The Internet is usually positioned as the insecure part in any network deployment, thus threats are normally coming from the Internet. Although this view is completely correct, it is incomplete: in other parts of the Internet, there are other users that require security, and from their point of view, the threat also comes from "the Internet," which now includes their own network. For any given service provider network?MPLS or not?this means that there is a threat originating in this network toward the Internet.
Some service providers take the view that security is unidirectional and that they have to secure their part of the Internet, including their customers, against the rest of the Internet but not the other way round. There are at least two reasons why this attitude is inappropriate in the global Internet: First, the Internet is a global system and requires all participants to do their share in securing access to it. Second, more practically, an attack from a service provider's customer often affects the service provider network itself or other customers of that service provider.

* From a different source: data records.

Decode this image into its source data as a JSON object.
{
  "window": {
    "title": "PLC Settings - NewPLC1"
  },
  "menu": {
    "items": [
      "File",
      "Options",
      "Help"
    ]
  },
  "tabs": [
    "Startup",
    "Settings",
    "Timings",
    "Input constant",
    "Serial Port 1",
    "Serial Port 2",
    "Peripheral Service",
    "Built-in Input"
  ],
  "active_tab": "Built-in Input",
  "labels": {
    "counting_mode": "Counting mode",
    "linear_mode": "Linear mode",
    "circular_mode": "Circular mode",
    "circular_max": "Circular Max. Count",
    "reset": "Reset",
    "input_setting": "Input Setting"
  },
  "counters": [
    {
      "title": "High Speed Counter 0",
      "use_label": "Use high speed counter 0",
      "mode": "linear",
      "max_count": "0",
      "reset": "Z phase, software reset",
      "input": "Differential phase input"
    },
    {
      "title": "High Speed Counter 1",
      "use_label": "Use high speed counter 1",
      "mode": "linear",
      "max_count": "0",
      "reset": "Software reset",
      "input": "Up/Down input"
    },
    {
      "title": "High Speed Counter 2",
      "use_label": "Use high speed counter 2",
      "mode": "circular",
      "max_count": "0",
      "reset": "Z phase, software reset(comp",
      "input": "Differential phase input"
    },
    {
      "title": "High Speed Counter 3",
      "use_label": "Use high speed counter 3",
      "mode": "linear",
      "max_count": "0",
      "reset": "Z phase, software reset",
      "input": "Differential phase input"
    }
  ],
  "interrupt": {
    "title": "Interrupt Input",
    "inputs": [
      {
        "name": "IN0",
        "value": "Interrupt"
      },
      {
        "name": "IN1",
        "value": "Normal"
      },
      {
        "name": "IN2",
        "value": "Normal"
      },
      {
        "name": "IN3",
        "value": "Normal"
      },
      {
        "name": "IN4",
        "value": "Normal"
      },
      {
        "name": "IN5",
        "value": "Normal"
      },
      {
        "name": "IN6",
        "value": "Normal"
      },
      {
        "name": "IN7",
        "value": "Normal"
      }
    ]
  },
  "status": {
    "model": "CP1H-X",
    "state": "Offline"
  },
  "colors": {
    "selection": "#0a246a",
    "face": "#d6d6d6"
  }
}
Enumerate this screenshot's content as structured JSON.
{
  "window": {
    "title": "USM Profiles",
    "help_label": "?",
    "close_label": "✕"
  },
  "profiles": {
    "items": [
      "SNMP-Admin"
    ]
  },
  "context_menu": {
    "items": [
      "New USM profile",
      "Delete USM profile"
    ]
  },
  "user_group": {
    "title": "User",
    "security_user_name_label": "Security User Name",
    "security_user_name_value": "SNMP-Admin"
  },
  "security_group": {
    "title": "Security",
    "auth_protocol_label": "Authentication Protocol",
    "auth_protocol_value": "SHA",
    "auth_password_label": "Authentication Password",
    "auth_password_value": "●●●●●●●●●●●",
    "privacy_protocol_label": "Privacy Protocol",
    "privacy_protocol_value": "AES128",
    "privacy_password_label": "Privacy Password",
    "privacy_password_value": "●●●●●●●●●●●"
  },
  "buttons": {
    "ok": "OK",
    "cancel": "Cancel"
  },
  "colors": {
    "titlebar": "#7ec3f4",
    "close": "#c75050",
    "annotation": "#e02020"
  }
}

This can be observed where worms are spreading, with e-mail spam relays and many other security incidents.
For all these reasons, it is necessary that operators of networks connecting to the Internet also secure the Internet from their customers?for example, by applying source address spoofing prevention as described in RFC 2827 (BCP 38), "Network Ingress Filtering: Defeating Denial of Service Attacks which Employ IP Source Address Spoofing."
In the specific context of MPLS VPNs, the threat originates from every VPN customer who has Internet connectivity through this MPLS VPN service. Customers who do not receive Internet connectivity from the MPLS provider may still be the source of security incidents through other paths, such as through other Internet service providers (ISPs). But this is outside the scope of this book.